Barack Obama, potiche décorative qui ne réussit pas à empêcher qu’un fou comme Benjamin Netanyahu s’adresse aux deux chambres du Congrès pour faire capoter les pourparlers avec l’Iran à propos de son programme nucléaire, a reçu un ordre sans appel du complexe « militaro-industriel-financier » : créer les conditions justifiant une intervention militaire en République Bolivarienne du Venezuela. Le décret présidentiel diffusé il y a quelques heures par le bureau de presse de la Maison Blanche affirme que le pays de Bolivar et de Chávez « constitue une menace inhabituelle et extraordinaire pour la sécurité nationale et la politique extérieure des Etats-Unis », raison pour laquelle « je proclame l’urgence nationale pour y faire face ».

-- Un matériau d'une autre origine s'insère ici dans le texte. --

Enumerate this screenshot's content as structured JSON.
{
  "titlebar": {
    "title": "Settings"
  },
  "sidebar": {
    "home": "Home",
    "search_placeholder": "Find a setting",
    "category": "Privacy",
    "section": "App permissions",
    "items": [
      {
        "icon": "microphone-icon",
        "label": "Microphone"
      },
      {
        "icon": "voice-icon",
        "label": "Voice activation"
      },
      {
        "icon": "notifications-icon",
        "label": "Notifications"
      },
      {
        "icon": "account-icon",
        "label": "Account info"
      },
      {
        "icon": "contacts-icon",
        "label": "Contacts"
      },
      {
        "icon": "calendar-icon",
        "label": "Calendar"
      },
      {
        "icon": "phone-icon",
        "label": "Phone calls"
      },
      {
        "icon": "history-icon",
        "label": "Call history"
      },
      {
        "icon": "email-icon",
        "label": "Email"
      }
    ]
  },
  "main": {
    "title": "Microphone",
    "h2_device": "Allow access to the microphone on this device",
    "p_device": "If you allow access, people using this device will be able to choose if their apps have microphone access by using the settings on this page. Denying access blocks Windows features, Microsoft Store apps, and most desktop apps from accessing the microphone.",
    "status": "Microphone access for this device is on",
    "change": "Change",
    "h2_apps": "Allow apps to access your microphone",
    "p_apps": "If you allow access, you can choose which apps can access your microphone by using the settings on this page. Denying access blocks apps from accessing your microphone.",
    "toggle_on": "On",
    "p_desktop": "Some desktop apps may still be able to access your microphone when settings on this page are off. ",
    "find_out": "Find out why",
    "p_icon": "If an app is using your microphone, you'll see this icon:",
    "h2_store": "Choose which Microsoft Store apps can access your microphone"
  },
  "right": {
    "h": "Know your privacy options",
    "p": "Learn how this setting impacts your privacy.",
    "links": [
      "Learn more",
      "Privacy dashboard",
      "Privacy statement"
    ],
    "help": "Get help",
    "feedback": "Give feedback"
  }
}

D’ordinaire, ce genre de déclarations précèdent l’agression militaire, que ce soit directement, comme ce fut le cas lors de l’invasion sanglante du Panama, dans le but d’évincer Manuel Noriega, en 1989, ou par propagation, comme par exemple en Asie du Sud-Est qui déboucha sur la guerre d’Indochine, plus particulièrement du Vietnam, à partir de 1964. Mais ce peut être aussi le prélude à un autre genre d’opérations militaires, où les Etats-Unis agissent de concert avec leurs valets européens, noyautés au sein de l’OTAN, et les théocraties du pétrole de la région concernée. Quelques exemples : la Première Guerre du Golfe, en 1991 ; ou la guerre d’Irak, 2003-2011, avec l’enthousiaste participation de la Grande Bretagne de Tony Blair et de l’Espagne de l’insortable José María Aznar ; ou le cas de la Libye, en 2011, et de la bouffonnerie ubuesque montée à Benghazi, où de supposés « combattants de la liberté » –dont on a découvert plus tard qu’ils n’étaient que des mercenaires engagés par Washington, Londres et Paris – pour renverser Kadhafi et transférer le contrôle des richesses pétrolières de ce pays à leurs maîtres. Parmi des affaires plus récentes, on peut citer le cas de la Syrie et, surtout, celui de l’Ukraine, où le « changement de régime » désiré si ardemment, but que poursuit sans trêve Washington pour redessiner le monde –en particulier l’Amérique Latine et la Caraïbe– à son image a pu se réaliser grâce à la précieuse collaboration de l’Union Européenne et de l’OTAN, dont la conséquence a été le bain de sang qui continue au jour d’aujourd’hui. Le surprenant Prix Nobel de la Paix 2009 a même envoyé madame Victoria Nuland, secrétaire d’État adjointe aux affaires eurasiatiques, à Kiev, place Maidan, pour exprimer sa solidarité aux manifestants, y compris aux bandes de néonazis qui allaient prendre le pouvoir par le feu et l’épée et à qui l’aimable fonctionnaire remettait biscuits et bouteilles d’eau, pour prouver par ce geste si affectueux, que Washington était, comme toujours, du côté de la liberté, des droits de l’homme et de la démocratie.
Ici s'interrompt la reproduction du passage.